Dennis Rodman is one of the only Americans who loves Kim Jong Un
Rodman has in the past played exhibition games in North Korea to mark Kim’s birthday, and has shared tales of drinking games and karaoke with the infamously brutal leader. But the trips haven’t always gone swimmingly — his struggles with substance abuse were reportedly on full display during a trip in 2014, when he started binge drinking and, as the Guardian put it, “veering between singing jovial karaoke one minute and angry hollering the next.” Kim apparently refused to meet with him by the end of his stay because he was continually intoxicated.
Rodman wants to make a sixth trip to Pyongyang but says US officials declined the offer. “Basically they said it’s not a good time right now,” he told the Guardian in an interview published Monday.
Still, the former NBA star has big plans for the future. He’s planning to arrange a basketball game between players from North Korea and the US territory of Guam to be held in Beijing.

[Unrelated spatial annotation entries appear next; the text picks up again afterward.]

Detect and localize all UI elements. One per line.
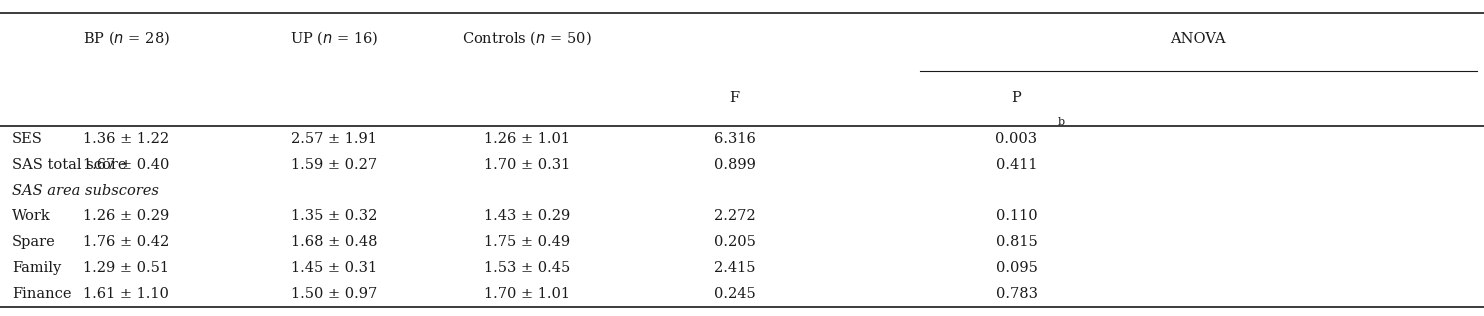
Text: 1.45 ± 0.31: 1.45 ± 0.31 (291, 261, 377, 275)
Text: 0.815: 0.815 (996, 235, 1037, 249)
Text: 1.75 ± 0.49: 1.75 ± 0.49 (484, 235, 570, 249)
Text: 1.26 ± 0.29: 1.26 ± 0.29 (83, 210, 169, 223)
Text: 0.783: 0.783 (996, 287, 1037, 301)
Text: 0.110: 0.110 (996, 210, 1037, 223)
Text: Finance: Finance (12, 287, 71, 301)
Text: F: F (730, 91, 739, 105)
Text: 6.316: 6.316 (714, 132, 755, 146)
Text: 0.095: 0.095 (996, 261, 1037, 275)
Text: ANOVA: ANOVA (1171, 32, 1226, 46)
Text: 2.57 ± 1.91: 2.57 ± 1.91 (291, 132, 377, 146)
Text: 1.68 ± 0.48: 1.68 ± 0.48 (291, 235, 377, 249)
Text: Spare: Spare (12, 235, 55, 249)
Text: 0.899: 0.899 (714, 158, 755, 172)
Text: P: P (1012, 91, 1021, 105)
Text: 0.411: 0.411 (996, 158, 1037, 172)
Text: b: b (1058, 117, 1066, 127)
Text: 1.67 ± 0.40: 1.67 ± 0.40 (83, 158, 169, 172)
Text: Controls ($n$ = 50): Controls ($n$ = 50) (462, 30, 592, 47)
Text: 0.245: 0.245 (714, 287, 755, 301)
Text: 0.003: 0.003 (996, 132, 1037, 146)
Text: Work: Work (12, 210, 50, 223)
Text: 1.36 ± 1.22: 1.36 ± 1.22 (83, 132, 169, 146)
Text: 1.70 ± 1.01: 1.70 ± 1.01 (484, 287, 570, 301)
Text: 1.50 ± 0.97: 1.50 ± 0.97 (291, 287, 377, 301)
Text: Family: Family (12, 261, 61, 275)
Text: UP ($n$ = 16): UP ($n$ = 16) (289, 30, 378, 47)
Text: BP ($n$ = 28): BP ($n$ = 28) (83, 30, 169, 47)
Text: 1.35 ± 0.32: 1.35 ± 0.32 (291, 210, 377, 223)
Text: 1.61 ± 1.10: 1.61 ± 1.10 (83, 287, 169, 301)
Text: 2.272: 2.272 (714, 210, 755, 223)
Text: 1.53 ± 0.45: 1.53 ± 0.45 (484, 261, 570, 275)
Text: 1.26 ± 1.01: 1.26 ± 1.01 (484, 132, 570, 146)
Text: 1.29 ± 0.51: 1.29 ± 0.51 (83, 261, 169, 275)
Text: SAS total score: SAS total score (12, 158, 126, 172)
Text: SES: SES (12, 132, 43, 146)
Text: 1.76 ± 0.42: 1.76 ± 0.42 (83, 235, 169, 249)
Text: 1.59 ± 0.27: 1.59 ± 0.27 (291, 158, 377, 172)
Text: 2.415: 2.415 (714, 261, 755, 275)
Text: SAS area subscores: SAS area subscores (12, 184, 159, 198)
Text: 1.70 ± 0.31: 1.70 ± 0.31 (484, 158, 570, 172)
Text: 1.43 ± 0.29: 1.43 ± 0.29 (484, 210, 570, 223)
Text: 0.205: 0.205 (714, 235, 755, 249)
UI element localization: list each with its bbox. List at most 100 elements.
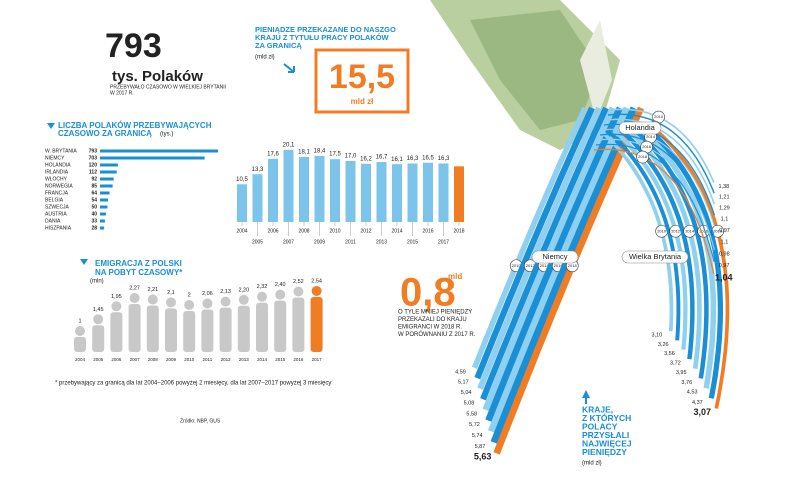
person-body xyxy=(310,296,323,352)
year-label: 2018 xyxy=(713,228,723,233)
person-head xyxy=(166,297,176,308)
band-label: 4,59 xyxy=(455,369,466,375)
band-label: 1,04 xyxy=(715,272,733,282)
band xyxy=(593,148,715,275)
bar-label: 13,3 xyxy=(252,167,264,173)
bar xyxy=(314,155,325,222)
countries-title: PRZYSŁALI xyxy=(582,430,629,440)
drop-unit: zł xyxy=(448,281,455,290)
hbar-label: NIEMCY xyxy=(45,155,65,161)
x-tick-label: 2012 xyxy=(221,357,232,362)
highlight-box xyxy=(314,48,410,114)
year-label: 2010 xyxy=(654,114,664,119)
person-head xyxy=(202,298,213,309)
person-head xyxy=(220,296,231,307)
band-label: 5,58 xyxy=(466,411,477,417)
band xyxy=(605,118,716,205)
band-label: 3,07 xyxy=(694,407,712,417)
countries-title: POLACY xyxy=(582,421,618,431)
person-body xyxy=(110,312,123,352)
band-label: 4,53 xyxy=(687,390,698,396)
remittance-title: PIENIĄDZE PRZEKAZANE DO NASZGO xyxy=(255,25,396,34)
hbar-value: 85 xyxy=(91,183,97,189)
hbar xyxy=(100,149,218,153)
bar-label: 17,6 xyxy=(267,151,279,157)
hbar-value: 50 xyxy=(91,204,97,210)
arrow xyxy=(80,259,88,265)
person-body xyxy=(237,305,250,352)
person-body xyxy=(274,300,287,352)
hbar-label: WŁOCHY xyxy=(45,176,68,182)
hbar-value: 793 xyxy=(89,148,98,154)
person-label: 2,21 xyxy=(147,287,158,293)
person-head xyxy=(129,292,140,303)
person-body xyxy=(92,325,105,352)
band-label: 0,97 xyxy=(719,263,730,269)
bar xyxy=(345,160,356,222)
x-tick-label: 2009 xyxy=(314,239,325,245)
person-head xyxy=(275,289,286,300)
band-label: 5,17 xyxy=(458,380,469,386)
hbar xyxy=(100,177,114,181)
year-label: 2018 xyxy=(638,154,648,159)
person-label: 2,54 xyxy=(311,278,322,284)
band xyxy=(654,128,730,409)
year-label: 2010 xyxy=(512,263,522,268)
person-label: 2,27 xyxy=(129,285,140,291)
x-tick-label: 2011 xyxy=(345,239,356,245)
bar xyxy=(376,162,387,222)
band xyxy=(480,106,609,401)
bar xyxy=(330,159,340,222)
hbar-label: FRANCJA xyxy=(45,190,69,196)
year-label: 2016 xyxy=(699,228,709,233)
bar-label: 18,1 xyxy=(298,150,310,156)
hbar xyxy=(100,170,117,174)
band-label: 3,56 xyxy=(664,351,675,357)
person-head xyxy=(111,301,122,312)
year-label: 2014 xyxy=(685,228,695,233)
bar-label: 17,5 xyxy=(329,152,341,158)
band-label: 0,98 xyxy=(719,251,730,257)
series-pill xyxy=(618,121,662,135)
year-label: 2012 xyxy=(526,263,536,268)
x-tick-label: 2011 xyxy=(203,357,213,362)
band xyxy=(595,143,715,262)
hbar-label: NORWEGIA xyxy=(45,183,73,189)
year-label: 2018 xyxy=(568,263,578,268)
band xyxy=(482,106,617,412)
year-label: 2016 xyxy=(554,263,564,268)
x-tick-label: 2017 xyxy=(438,239,449,245)
countries-title: NAJWIĘCEJ xyxy=(582,438,632,448)
highlight-unit: mld zł xyxy=(351,97,374,106)
hbar-value: 703 xyxy=(89,155,98,161)
source: Źródło: NBP, GUS xyxy=(180,417,221,424)
hbar xyxy=(100,156,205,160)
countries-title: KRAJE, xyxy=(582,404,613,414)
person-head xyxy=(184,300,195,310)
bar-label: 16,3 xyxy=(407,156,419,162)
person-body xyxy=(219,307,232,352)
bar-label: 10,5 xyxy=(236,177,248,183)
bar xyxy=(392,164,402,222)
person-label: 2,32 xyxy=(257,284,268,290)
x-tick-label: 2004 xyxy=(75,357,86,362)
x-tick-label: 2012 xyxy=(360,228,371,234)
header-number: 793 xyxy=(105,27,162,65)
person-head xyxy=(93,314,104,325)
x-tick-label: 2013 xyxy=(376,239,387,245)
x-tick-label: 2005 xyxy=(93,357,104,362)
x-tick-label: 2013 xyxy=(239,357,250,362)
band xyxy=(633,128,709,379)
arrow xyxy=(582,390,590,404)
remittance-title: KRAJU Z TYTUŁU PRACY POLAKÓW xyxy=(255,33,390,42)
bar-label: 16,1 xyxy=(391,157,403,163)
person-head xyxy=(311,285,322,296)
band xyxy=(474,106,595,380)
band xyxy=(647,128,724,399)
bar xyxy=(283,149,294,222)
bar xyxy=(454,166,464,222)
band xyxy=(598,128,674,332)
year-marker xyxy=(636,150,649,164)
band xyxy=(471,106,588,369)
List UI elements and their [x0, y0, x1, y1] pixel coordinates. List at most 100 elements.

And he wants to make a documentary and write a book about his relationship with Kim during his next visit to North Korea — assuming that ever happens.
The US has banned Americans from traveling to North Korea in the wake of the death of Otto Warmbier, the American college student who died this summer upon returning to the US after being held in captivity in North Korea for more than a year.
Rodman, who is willing to talk about pretty much any topic under the sun, took partial credit for Warmbier’s release.